Do you need to predict when AP-MS is so cheap?

Mapping interaction interfaces is challenging and is where there is attention. I don’t think we’re going to get complexes as a commercial focus outside of receptors with known quaternary structure. The first issue, as you allude to, is the absence of training data, which itself highlights the relative commercial unimportance of such an endeavor.

2 comments

> Do you need to predict when AP-MS is so cheap?

Yes because a core reason fro this technology is evaluation of de-novo designs (small peptide binders; scFvs; sdAbs)

> Yes because a core reason fro this technology is evaluation of de-novo designs (small peptide binders; scFvs; sdAbs)

You are not understanding the distinction. OP was speaking about macromolecular complexes, which are explicitly not what the current round of tools are good at. This is not the same as peptides, small molecules or antibody binding.
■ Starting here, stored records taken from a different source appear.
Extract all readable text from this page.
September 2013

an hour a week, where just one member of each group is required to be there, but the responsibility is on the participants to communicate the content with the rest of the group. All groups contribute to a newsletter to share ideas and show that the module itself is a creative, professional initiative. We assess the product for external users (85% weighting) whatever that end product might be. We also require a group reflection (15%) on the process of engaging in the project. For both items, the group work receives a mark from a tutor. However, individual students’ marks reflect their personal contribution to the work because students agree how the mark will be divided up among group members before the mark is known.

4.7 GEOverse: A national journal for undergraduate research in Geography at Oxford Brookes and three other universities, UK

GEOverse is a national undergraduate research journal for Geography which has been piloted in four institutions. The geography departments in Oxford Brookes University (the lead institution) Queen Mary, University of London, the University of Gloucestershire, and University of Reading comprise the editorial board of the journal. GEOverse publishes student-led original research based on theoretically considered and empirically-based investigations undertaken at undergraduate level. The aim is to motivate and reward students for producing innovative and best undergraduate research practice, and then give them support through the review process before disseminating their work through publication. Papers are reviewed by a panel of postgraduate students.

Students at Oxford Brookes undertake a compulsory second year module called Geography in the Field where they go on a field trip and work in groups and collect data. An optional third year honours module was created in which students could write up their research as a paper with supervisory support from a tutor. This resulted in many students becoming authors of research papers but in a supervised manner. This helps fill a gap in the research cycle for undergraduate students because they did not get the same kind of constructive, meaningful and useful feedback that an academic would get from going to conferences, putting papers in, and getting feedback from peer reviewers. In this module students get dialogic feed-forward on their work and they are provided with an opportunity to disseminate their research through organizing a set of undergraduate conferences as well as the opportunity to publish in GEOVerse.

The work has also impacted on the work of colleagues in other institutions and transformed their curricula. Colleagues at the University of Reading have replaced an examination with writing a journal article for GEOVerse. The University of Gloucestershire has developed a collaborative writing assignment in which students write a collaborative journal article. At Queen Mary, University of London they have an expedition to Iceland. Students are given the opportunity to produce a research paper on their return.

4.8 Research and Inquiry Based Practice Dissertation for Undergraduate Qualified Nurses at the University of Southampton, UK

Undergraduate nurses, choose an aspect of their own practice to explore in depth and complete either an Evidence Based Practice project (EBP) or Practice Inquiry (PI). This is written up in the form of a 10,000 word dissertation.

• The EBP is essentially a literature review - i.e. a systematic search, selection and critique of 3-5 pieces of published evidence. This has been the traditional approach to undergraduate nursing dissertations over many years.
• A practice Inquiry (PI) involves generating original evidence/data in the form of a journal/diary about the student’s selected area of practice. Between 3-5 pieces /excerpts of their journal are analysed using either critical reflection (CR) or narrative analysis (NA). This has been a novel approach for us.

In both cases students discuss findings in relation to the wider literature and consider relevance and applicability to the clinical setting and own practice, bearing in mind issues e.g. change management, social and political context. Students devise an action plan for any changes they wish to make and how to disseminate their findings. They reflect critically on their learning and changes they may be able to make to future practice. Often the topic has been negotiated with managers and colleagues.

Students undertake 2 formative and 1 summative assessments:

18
> Do you need to predict when AP-MS is so cheap?

Yes, because the expensive part is making the thing.

I responded to a sibling: https://news.ycombinator.com/item?id=48440267

> Yes, because the expensive part is making the thing.

I'm not sure what 'making the thing' refers to here. We are very far from creating designer macromolecular complexes outside of very contrived settings—and there's not a clear reason to focus on getting better than we already are.